I like to blame my dad for this rock and roll problem that’s plagued my quality of life for the last twenty-two years. It’s not a complaint – quite the opposite, actually. I just like to give my dad a hard time. When I was a kid, I used to make fun of his male pattern baldness. I voted for Dukakis in my first grade mock election because Dad voted for Bush, then proudly announced my choice at the dinner table, gleefully satisfied by his facetious sneer. I’ve always adored him, and this type of bullshit is how I show love. I am an unrepentant smart-ass and have been since birth.
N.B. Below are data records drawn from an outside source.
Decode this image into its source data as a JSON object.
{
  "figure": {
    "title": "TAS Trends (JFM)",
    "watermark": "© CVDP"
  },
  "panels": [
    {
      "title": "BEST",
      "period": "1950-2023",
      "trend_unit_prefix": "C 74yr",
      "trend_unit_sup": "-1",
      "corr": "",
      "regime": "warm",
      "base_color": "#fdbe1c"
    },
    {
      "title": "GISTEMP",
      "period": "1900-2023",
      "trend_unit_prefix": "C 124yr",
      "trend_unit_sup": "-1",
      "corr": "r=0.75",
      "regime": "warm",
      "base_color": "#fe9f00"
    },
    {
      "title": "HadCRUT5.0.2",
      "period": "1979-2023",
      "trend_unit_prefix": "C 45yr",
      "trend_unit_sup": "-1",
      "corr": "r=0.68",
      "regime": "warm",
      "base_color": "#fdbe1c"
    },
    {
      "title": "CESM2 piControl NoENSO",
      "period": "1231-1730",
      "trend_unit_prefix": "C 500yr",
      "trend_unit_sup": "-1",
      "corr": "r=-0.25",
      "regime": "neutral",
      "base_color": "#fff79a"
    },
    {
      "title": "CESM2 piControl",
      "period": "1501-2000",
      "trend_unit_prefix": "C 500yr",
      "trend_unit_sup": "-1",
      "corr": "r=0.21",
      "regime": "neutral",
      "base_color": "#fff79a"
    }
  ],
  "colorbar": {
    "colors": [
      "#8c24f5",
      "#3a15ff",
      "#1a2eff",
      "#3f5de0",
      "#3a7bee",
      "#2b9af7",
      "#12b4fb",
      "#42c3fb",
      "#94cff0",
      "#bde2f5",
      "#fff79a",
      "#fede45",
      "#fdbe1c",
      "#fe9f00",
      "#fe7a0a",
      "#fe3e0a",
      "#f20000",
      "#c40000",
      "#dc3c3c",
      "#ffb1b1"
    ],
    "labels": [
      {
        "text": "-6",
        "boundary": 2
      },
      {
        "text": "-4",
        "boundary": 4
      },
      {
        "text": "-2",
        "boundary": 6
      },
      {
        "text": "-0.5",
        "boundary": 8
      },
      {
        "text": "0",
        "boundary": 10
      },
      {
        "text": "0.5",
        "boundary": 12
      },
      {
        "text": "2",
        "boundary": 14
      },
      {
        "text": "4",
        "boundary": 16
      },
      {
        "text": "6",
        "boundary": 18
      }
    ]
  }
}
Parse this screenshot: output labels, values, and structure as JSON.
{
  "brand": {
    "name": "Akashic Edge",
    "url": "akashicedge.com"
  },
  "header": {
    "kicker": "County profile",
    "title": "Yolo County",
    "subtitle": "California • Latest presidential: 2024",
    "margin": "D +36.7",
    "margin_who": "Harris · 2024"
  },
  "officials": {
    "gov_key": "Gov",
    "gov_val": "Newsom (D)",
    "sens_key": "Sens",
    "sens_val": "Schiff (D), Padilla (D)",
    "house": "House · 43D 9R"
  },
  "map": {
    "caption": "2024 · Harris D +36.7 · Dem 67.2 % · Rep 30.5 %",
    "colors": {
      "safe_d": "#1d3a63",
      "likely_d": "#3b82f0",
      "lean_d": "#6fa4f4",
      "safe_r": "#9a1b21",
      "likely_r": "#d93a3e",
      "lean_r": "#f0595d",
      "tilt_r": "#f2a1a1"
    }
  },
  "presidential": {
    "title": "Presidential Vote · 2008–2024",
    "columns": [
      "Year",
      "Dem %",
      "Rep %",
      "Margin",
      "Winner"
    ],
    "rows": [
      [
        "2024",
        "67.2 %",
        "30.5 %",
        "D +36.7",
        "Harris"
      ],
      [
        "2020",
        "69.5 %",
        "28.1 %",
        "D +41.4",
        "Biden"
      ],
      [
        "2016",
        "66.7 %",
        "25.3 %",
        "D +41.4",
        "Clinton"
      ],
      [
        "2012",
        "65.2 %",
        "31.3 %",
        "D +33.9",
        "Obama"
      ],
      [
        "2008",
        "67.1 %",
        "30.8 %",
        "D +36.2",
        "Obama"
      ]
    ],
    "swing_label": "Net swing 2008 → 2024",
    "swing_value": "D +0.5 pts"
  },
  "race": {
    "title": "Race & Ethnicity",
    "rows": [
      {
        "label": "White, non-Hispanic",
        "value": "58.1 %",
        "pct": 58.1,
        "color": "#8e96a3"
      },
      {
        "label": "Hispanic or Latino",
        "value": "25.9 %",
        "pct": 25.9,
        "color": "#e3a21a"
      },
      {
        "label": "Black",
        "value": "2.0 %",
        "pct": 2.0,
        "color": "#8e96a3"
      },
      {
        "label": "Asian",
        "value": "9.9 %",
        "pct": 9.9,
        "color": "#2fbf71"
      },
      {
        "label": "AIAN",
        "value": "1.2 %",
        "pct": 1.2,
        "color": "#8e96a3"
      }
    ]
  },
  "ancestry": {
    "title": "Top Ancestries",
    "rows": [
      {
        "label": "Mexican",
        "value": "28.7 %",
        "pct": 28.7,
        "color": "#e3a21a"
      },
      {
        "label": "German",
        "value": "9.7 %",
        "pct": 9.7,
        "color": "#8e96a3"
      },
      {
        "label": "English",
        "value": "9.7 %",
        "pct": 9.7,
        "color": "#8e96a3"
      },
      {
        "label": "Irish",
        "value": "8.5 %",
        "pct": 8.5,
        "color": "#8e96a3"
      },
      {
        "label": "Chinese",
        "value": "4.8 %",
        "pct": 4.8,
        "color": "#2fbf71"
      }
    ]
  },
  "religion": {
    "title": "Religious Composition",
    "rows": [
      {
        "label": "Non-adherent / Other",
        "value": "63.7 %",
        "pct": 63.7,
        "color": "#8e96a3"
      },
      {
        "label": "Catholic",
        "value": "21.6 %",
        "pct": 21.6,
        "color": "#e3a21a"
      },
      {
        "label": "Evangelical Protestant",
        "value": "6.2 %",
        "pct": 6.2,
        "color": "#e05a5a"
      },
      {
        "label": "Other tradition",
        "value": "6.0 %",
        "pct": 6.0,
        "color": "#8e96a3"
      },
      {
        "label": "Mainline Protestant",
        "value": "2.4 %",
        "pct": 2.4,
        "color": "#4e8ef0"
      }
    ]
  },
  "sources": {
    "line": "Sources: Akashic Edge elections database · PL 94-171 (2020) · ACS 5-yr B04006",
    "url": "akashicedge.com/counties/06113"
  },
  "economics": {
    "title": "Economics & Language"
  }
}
Truthfully, he bequeathed to me a passion that would survive my teen years and irreversibly shape my adulthood. My life’s pretty awesome, and I’m thankful to him. You hear that? Thanks, Dad. It’s still your fault.

___

Houston, 1986:

I’m four years old, and we’re on our way to the zoo. I love the zoo – not because of the animals, they all seem depressed. I’m looking forward to riding the little train that spins around the place at five miles an hour. Damn, that train’s fun. I’m also partial to the gift shop and the prospect of needling my parents into buying me a new stuffed animal. The morning sun’s blasting through the car window, and I’m watching the badlands of Main Street whizz by, utterly content.

My dad is listening to the classic rock station, the only station he ever chooses. A song comes on that I haven’t heard before. The lyrics are a story. An astronaut is about to blast off into space. Ground control wishes him well, and off he goes. The astronaut is psyched. He seems to really dig his cozy space ship and the beautiful view.

He sounds a little off in the second verse. I’ve seen enough adult television to know that, “Tell my wife I love her very much,” generally foreshadows doom. My interest is seriously piqued, and given the astronaut’s pretty, delicate voice, I’m sympathetic and begin to worry for the protagonist. There’s something wrong, they tell him. The circuit’s dead? I’m now anxious as hell.

Suddenly, my lip’s quivering, tears are streaming down my cheeks, and I’m thinking, “Answer them, Major Tom! Answer them!” The planet Earth is still blue, and the song ends without any reassurance from the astronaut. He’s lost in space. I cry silently for a minute or two, wipe my cheeks clean, blow my nose on one of the tissues stashed in my pocket, and my parents never notice.